# Mark Bittman's Rice Krispies Or Corn Flake Oven-baked 'fried' Chicken



## Raine (Sep 21, 2005)

*MARK BITTMAN'S RICE KRISPIES OR CORN FLAKE OVEN-BAKED 'FRIED' CHICKEN* 

_Ingredients:_ 

4 garlic cloves, peeled and minced
1 small onion, peeled and sliced
1 teaspoon dried oregano
1 tablespoon ground cumin
1/4 cup fresh orange juice
1/4 cup fresh lime juice (or use all orange juice)
1 chicken, cut into serving pieces, or use 8 to 10 leg pieces (drumsticks and thighs), trimmed of excess fat
4 tablespoons melted unsalted butter
2 cups Rice Krispies, lightly crushed, or corn flakes crumbs 

_Directions:_ 

In a large bowl, combine garlic, onion, oregano, cumin and juices. Add chicken and toss; let sit while you heat oven, or marinate it, refrigerated, for up to a day. 
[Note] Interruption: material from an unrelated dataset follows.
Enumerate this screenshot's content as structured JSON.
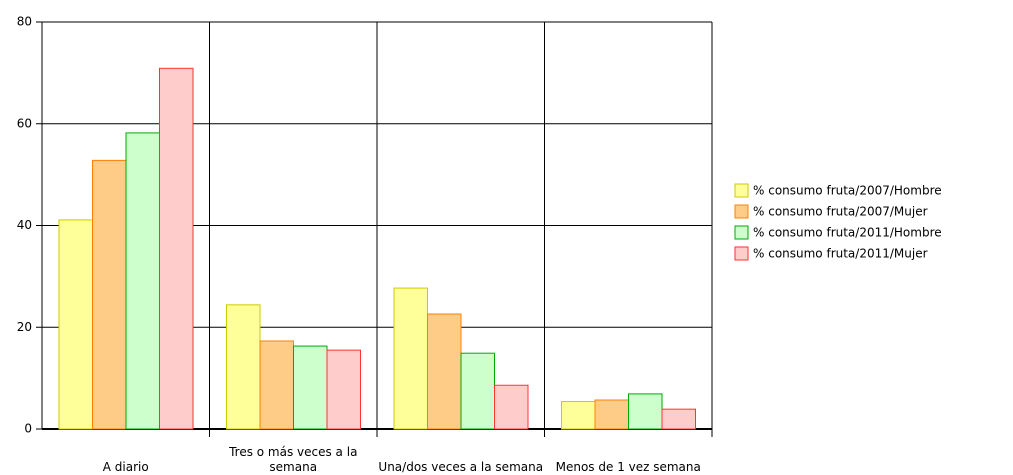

Heat oven to 425 degrees. Spread half the butter on a 9 by 12 baking dish. Put Rice Krispies or corn flakes on a plate and roll chicken in them, patting to help crumbs adhere. Carefully transfer to baking dish. 

Drizzle chicken with remaining butter and bake, rotating pan so pieces brown evenly, until they are browned and cooked through, 30 to 40 minutes. Serve hot. Serves 4.


----------



## thecactuswill (Sep 14, 2006)

I did this without all the ingredients.  Just rolled plain ol chicken in corn flakes and baked to make fake fried chicken, it works out great.


----------



## cjs (Sep 15, 2006)

I  have a similar cornflake (with parm, whole wheat flour, paprika, s&p) that I 'oven fry' also.  good stuff.


----------